Run omamer search and omark for a given protein FASTA file input and OMAmer H5 file db. Ensure these commands are available in PATH, either through virtualenv or otherwise.

compare_gene_maps.ipynb

Analyse the gene maps between Strongyloides stercoralis WBPS18 and WBPS19 releases, produced from my own running of Liftoff (see get_gene_map.py) and also the official WBPS mapping pipeline.

./filter_Xx_ctg_for_Artemis.sh ctg_num

Filter FASTA and GFF files for given ctg_num of species Xx (so far Ac - Ancylostoma ceylanicum and Sm - Schistosoma mansoni) and launch Artemis with these as inputs. The hard-coded files need to be available in the directory from which the script is run.

./schisto_orthogroup_pipeline_N.py [OPTIONS]

For a OrthoFinder orthogroup (HOG) output table, iterate through all orthogroups which contain at least one orthologous transcript from each of a selection of N species, write .bed files of CDS boundaries for each species' transcript, and use pyGenomeTracks to plot the tracks. Plotting now only carried out with --do-plot option, while --overwrite will overwrite a plot even when it exists. There is an additional TSV output file generated on each run in data/schistosome_orthogroups/ which contains analysis for each HOG. Several of the TSV columns will only be filled when the option --load-blast is supplied (as they rely on BLAST outputs from the OrthoFinder working directory). In addition, supplying --clade integer will filter these BLAST-specific data to only the relevant species clade.
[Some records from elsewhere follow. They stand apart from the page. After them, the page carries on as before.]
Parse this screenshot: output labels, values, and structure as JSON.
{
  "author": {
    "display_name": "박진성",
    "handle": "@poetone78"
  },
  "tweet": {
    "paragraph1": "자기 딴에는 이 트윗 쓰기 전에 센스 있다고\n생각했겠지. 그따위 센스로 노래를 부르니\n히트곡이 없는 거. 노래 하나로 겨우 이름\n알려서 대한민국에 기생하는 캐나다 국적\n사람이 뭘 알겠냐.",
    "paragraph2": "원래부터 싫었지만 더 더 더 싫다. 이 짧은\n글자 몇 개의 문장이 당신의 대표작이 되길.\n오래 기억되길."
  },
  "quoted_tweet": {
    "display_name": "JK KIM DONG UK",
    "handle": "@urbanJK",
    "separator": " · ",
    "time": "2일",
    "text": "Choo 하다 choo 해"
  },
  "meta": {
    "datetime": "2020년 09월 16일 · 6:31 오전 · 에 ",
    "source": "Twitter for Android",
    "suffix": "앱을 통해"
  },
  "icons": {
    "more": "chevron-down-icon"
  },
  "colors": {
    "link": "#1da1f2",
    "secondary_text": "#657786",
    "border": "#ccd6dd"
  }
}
schistosome_orthologue_analysis.ipynb

Analyse interesting cases of orthogroup exons based on given statistical metrics. Uses the outputs from analyse_schistosome_orthogroups.py.

./find_biologically_interesting_genes.py pfamout_path [OPTIONS]
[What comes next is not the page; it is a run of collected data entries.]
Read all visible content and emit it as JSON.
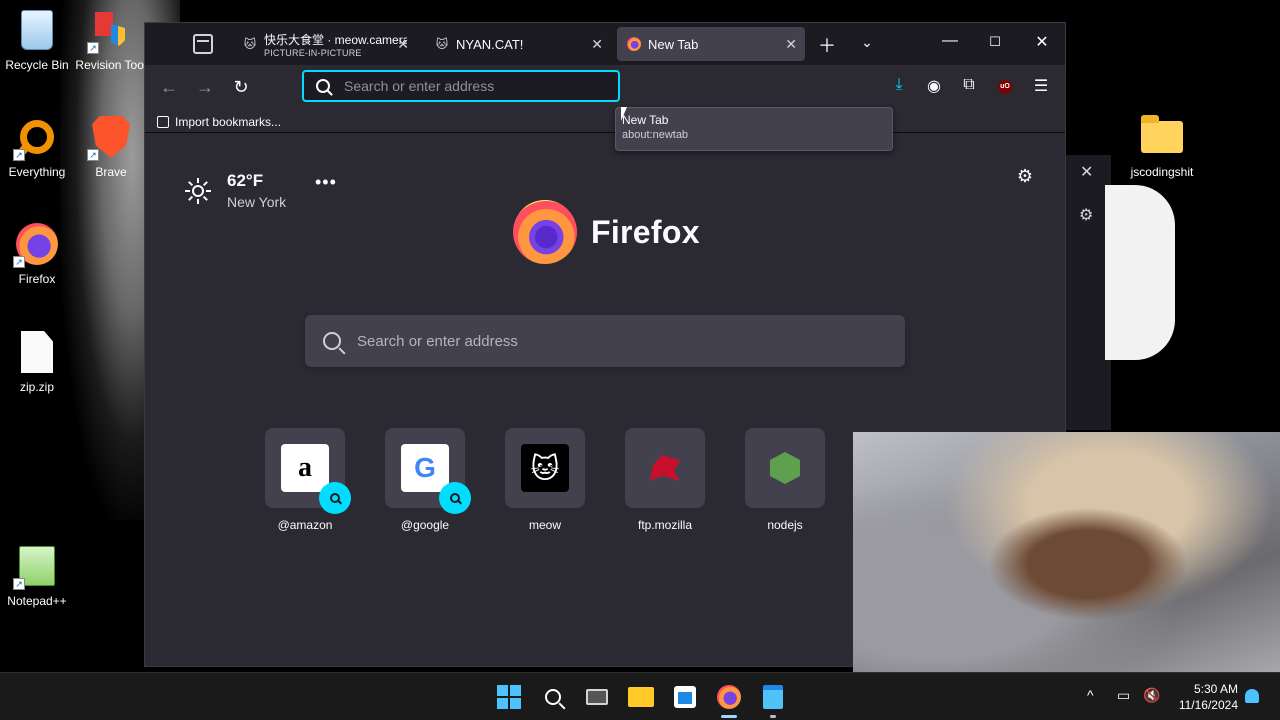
{
  "desktop": {
    "icons": [
      {
        "label": "Recycle Bin"
      },
      {
        "label": "Revision Tool"
      },
      {
        "label": "Everything"
      },
      {
        "label": "Brave"
      },
      {
        "label": "Firefox"
      },
      {
        "label": "zip.zip"
      },
      {
        "label": "Notepad++"
      },
      {
        "label": "jscodingshit"
      }
    ]
  },
  "browser": {
    "tabs": [
      {
        "title": "快乐大食堂 · meow.camera",
        "subtitle": "PICTURE-IN-PICTURE",
        "icon": "cat-icon"
      },
      {
        "title": "NYAN.CAT!",
        "icon": "cat-icon"
      },
      {
        "title": "New Tab",
        "icon": "firefox-icon",
        "active": true
      }
    ],
    "urlbar": {
      "placeholder": "Search or enter address",
      "value": ""
    },
    "tooltip": {
      "title": "New Tab",
      "url": "about:newtab"
    },
    "bookmarks": [
      {
        "label": "Import bookmarks..."
      }
    ]
  },
  "newtab": {
    "weather": {
      "temperature": "62°F",
      "city": "New York",
      "condition": "sunny"
    },
    "brand": "Firefox",
    "search_placeholder": "Search or enter address",
    "shortcuts": [
      {
        "label": "@amazon",
        "logo": "a",
        "search_shortcut": true
      },
      {
        "label": "@google",
        "logo": "G",
        "search_shortcut": true
      },
      {
        "label": "meow",
        "logo": "🐱",
        "search_shortcut": false
      },
      {
        "label": "ftp.mozilla",
        "logo": "",
        "search_shortcut": false
      },
      {
        "label": "nodejs",
        "logo": "",
        "search_shortcut": false
      }
    ]
  },
  "taskbar": {
    "clock": {
      "time": "5:30 AM",
      "date": "11/16/2024"
    },
    "tray": {
      "chevron": "^"
    }
  },
  "colors": {
    "accent": "#00ddff",
    "window_bg": "#2b2a33",
    "titlebar_bg": "#1c1b22",
    "card_bg": "#42414d",
    "taskbar_bg": "#1a1a1a"
  }
}
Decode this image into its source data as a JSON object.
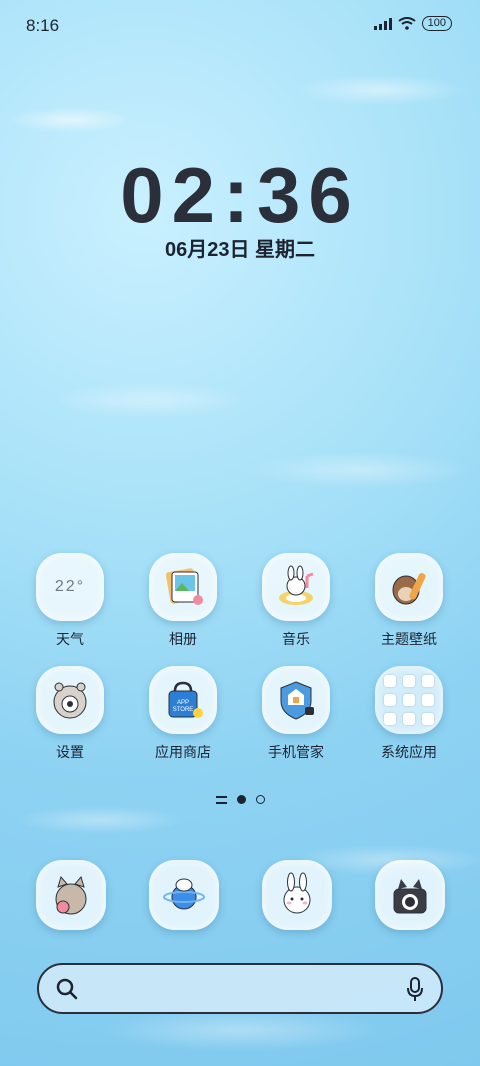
{
  "status_bar": {
    "time": "8:16",
    "battery": "100"
  },
  "clock": {
    "time": "02:36",
    "date": "06月23日 星期二"
  },
  "apps_row1": [
    {
      "label": "天气",
      "temp": "22°"
    },
    {
      "label": "相册"
    },
    {
      "label": "音乐"
    },
    {
      "label": "主题壁纸"
    }
  ],
  "apps_row2": [
    {
      "label": "设置"
    },
    {
      "label": "应用商店",
      "badge": "APP STORE"
    },
    {
      "label": "手机管家"
    },
    {
      "label": "系统应用"
    }
  ],
  "dock": [
    "phone-cat-icon",
    "planet-icon",
    "bunny-icon",
    "camera-cat-icon"
  ],
  "colors": {
    "text": "#1d2330",
    "clock": "#2a2f3a"
  }
}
For a given pfamout_path determine if each protein qualifies as "biologically interesting" and report such genes (to console or --output, if given) that are unique to given tool (i.e. Helixer or BRAKER) based on OrthoFinder orthogroups. If --combined option is given, report genes predicted by both tools but not existing in WBPS. If --odb option is given, consider only proteins that have orthologues inside/outside Nematoda ODB10 when equal to "exists"/"missing", respectively.

venn3_orthogroups.ipynb

Create 3-way venn diagram plots of orthogroups from OrthoFinder outputs.
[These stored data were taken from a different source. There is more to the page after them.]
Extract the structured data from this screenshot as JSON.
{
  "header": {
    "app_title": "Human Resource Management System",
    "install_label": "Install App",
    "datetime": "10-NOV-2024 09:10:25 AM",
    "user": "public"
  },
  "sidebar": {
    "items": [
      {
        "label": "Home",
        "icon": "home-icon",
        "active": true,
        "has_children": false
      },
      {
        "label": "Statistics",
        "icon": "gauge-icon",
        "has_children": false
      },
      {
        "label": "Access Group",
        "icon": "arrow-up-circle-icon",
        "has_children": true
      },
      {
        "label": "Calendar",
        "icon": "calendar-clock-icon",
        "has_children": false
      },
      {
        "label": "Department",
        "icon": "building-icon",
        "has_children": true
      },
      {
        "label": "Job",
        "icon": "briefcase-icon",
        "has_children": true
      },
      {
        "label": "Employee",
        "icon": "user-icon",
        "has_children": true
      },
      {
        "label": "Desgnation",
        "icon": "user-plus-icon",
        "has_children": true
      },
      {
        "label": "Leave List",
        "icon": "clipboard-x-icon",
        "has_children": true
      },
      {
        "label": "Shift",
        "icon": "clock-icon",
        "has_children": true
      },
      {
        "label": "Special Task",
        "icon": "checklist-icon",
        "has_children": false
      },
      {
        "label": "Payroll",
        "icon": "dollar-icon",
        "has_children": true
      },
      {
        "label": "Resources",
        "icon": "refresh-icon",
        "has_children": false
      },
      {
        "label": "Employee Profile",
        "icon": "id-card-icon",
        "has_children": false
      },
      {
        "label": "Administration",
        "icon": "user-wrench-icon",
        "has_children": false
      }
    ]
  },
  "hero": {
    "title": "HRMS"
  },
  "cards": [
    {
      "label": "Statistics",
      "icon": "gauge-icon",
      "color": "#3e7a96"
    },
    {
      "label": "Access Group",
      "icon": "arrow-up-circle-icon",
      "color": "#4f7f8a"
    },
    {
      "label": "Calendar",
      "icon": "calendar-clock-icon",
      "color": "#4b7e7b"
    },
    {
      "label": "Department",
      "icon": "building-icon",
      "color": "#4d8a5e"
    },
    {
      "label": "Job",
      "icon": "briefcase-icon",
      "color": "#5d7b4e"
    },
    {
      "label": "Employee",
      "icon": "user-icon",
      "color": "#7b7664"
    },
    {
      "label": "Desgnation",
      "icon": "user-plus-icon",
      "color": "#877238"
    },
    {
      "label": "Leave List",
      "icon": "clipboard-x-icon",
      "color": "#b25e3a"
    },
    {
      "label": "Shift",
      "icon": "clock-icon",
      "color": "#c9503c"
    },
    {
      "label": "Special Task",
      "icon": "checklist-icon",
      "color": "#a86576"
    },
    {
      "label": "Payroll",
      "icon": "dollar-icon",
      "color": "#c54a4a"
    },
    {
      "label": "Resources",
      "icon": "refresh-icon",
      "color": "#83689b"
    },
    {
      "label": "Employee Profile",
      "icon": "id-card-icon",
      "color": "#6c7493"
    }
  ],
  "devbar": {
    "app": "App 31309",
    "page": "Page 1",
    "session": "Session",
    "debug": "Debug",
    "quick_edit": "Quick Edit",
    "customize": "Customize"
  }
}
global_pident_inference.ipynb

Test various formulae for estimating global alignment pident just from BLAST outputs. Outputs residual plots. If there is a good model, it will negate the need to run the inefficient Needleman-Wunsch algorithm for each all-vs-all pairing of sequences to determine global alignment identity.

./filter_longest_transcripts.py input_gff3

Iterates through all genes for a given input_gff and selects the transcript with longest protein coding length. Prints each gene, longest transcript and all its child features to stdout.

reannotation_X_all.ipynb

Perform analysis on reannotation of species X, comparing output of automated tools with canonical WBPS annotation. Parses OrthoFinder results and derives statistics such as InterPro accession frequencies.